Bütün dünya Türkiye’nin bu kabullenmişliğini, ülkeyi yönetenlerin bu dinlemelere takılma ihtimali olan yolsuzluklar yüzünden olduğunu yazıyor, çiziyor, yabancı basın bu konuda yorumlar yapıyor.
Mesele Türkiye’yi itibarsızlaştırmak, elin oğlu bunu yapar, biz niye sahiplenelim ki diyeceğiz amma önümüzde onları haklı çıkartacak bir Wikileaks belgeleri var.
O belgelerde Türkiye Cumhuriyeti Başbakanı’nın İsviçre’deki bankalarda beş ayrı hesapta 2 milyar doları olduğu iddiası mevcut.

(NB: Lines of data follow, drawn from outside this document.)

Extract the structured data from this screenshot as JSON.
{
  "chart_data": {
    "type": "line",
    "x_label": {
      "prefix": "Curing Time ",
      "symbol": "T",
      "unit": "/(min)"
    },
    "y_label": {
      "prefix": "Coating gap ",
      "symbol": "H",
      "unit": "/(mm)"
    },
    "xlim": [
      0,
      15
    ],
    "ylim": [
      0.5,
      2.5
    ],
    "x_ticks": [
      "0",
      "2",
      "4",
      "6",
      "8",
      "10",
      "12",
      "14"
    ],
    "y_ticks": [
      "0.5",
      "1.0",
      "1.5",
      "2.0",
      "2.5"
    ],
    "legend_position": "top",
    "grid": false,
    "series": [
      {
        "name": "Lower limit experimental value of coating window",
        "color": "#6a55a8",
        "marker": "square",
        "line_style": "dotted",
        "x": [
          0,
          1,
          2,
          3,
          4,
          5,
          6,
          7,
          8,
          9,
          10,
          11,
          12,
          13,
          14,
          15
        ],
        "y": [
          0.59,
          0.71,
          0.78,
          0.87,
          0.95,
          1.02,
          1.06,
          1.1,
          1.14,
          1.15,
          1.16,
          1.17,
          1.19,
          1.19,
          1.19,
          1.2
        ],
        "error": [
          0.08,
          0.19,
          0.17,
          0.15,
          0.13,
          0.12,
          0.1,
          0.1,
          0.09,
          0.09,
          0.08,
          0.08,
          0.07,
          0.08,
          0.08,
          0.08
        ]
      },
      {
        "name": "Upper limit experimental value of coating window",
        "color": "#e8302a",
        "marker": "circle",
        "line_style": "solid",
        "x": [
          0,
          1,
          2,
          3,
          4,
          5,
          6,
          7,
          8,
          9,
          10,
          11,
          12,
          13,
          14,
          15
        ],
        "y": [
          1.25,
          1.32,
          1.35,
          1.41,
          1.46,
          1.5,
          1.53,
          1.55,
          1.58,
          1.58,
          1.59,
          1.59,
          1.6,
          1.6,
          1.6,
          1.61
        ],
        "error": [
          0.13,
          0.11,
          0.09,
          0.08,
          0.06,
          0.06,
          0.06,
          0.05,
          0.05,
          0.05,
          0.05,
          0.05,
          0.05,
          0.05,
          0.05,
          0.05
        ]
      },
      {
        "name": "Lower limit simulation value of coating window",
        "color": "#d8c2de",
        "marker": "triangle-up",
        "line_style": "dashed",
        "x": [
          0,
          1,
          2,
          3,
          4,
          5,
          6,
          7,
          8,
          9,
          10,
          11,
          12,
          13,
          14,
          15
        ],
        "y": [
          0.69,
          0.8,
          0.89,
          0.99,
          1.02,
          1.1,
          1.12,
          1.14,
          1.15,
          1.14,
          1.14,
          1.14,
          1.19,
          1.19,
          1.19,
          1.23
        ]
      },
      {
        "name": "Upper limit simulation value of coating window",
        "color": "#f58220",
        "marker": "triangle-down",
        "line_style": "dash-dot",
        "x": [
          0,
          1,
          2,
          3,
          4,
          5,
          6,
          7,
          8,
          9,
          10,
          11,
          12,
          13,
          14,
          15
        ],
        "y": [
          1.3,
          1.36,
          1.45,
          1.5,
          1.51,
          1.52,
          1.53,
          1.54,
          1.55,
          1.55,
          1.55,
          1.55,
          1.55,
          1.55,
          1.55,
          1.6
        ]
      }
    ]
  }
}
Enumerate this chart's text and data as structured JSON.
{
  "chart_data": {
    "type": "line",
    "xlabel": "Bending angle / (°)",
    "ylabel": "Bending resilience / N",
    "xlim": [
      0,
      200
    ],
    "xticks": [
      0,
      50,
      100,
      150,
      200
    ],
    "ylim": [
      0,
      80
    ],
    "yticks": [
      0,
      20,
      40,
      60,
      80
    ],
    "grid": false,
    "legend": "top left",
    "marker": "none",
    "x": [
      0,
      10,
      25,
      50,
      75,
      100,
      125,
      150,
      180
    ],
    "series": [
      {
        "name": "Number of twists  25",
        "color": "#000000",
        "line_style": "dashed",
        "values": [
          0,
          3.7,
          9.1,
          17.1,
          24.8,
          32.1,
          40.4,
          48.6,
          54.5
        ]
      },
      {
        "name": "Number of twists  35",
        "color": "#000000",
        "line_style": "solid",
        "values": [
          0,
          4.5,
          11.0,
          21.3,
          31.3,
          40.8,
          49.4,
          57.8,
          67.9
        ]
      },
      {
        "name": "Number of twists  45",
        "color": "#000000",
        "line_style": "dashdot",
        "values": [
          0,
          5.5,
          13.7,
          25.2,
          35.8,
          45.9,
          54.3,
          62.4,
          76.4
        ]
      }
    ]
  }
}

Suçlanan zat, “Bu bir iftiradır, mahkemede hesap soracağız” dedi, gelin görün ki ne mahkemeye başvuruldu, ne bankalardan böyle hesapların olup olmadığı resmî yazı ile sorularak kamuoyu aydınlatıldı!
İşte böyle bir Türkiye’yi devralan Davutoğlu’nun hâlâ yolsuzlukla mücadele edeceğiz, “Milletin hakkını yiyen kardeşimizin eli de olsa keseriz” lafları, ağzına aldığı halde yutamayacağı, tekrar aldığı yere iade edeceği lokmalar olarak gözüküyor...
Lafı bırakıp iş yapma zamanı.
İşte meydan, işte İsviçre, işte Deniz Feneri Almanya ayağı, işte sıfırlama tapeleri, işte ayakkabı kutuları, işte para dolu kasalar, işte MİT’in uyarıları, işte faturasız kol saatleri ve daha niceleri...
Konuşmayın, yapın.
Yapın da, yetimin hakkını koruduğunuz, güçlünün değil haklının ve Hakk’ın yanında olduğunuz için ellerinizden öpelim!.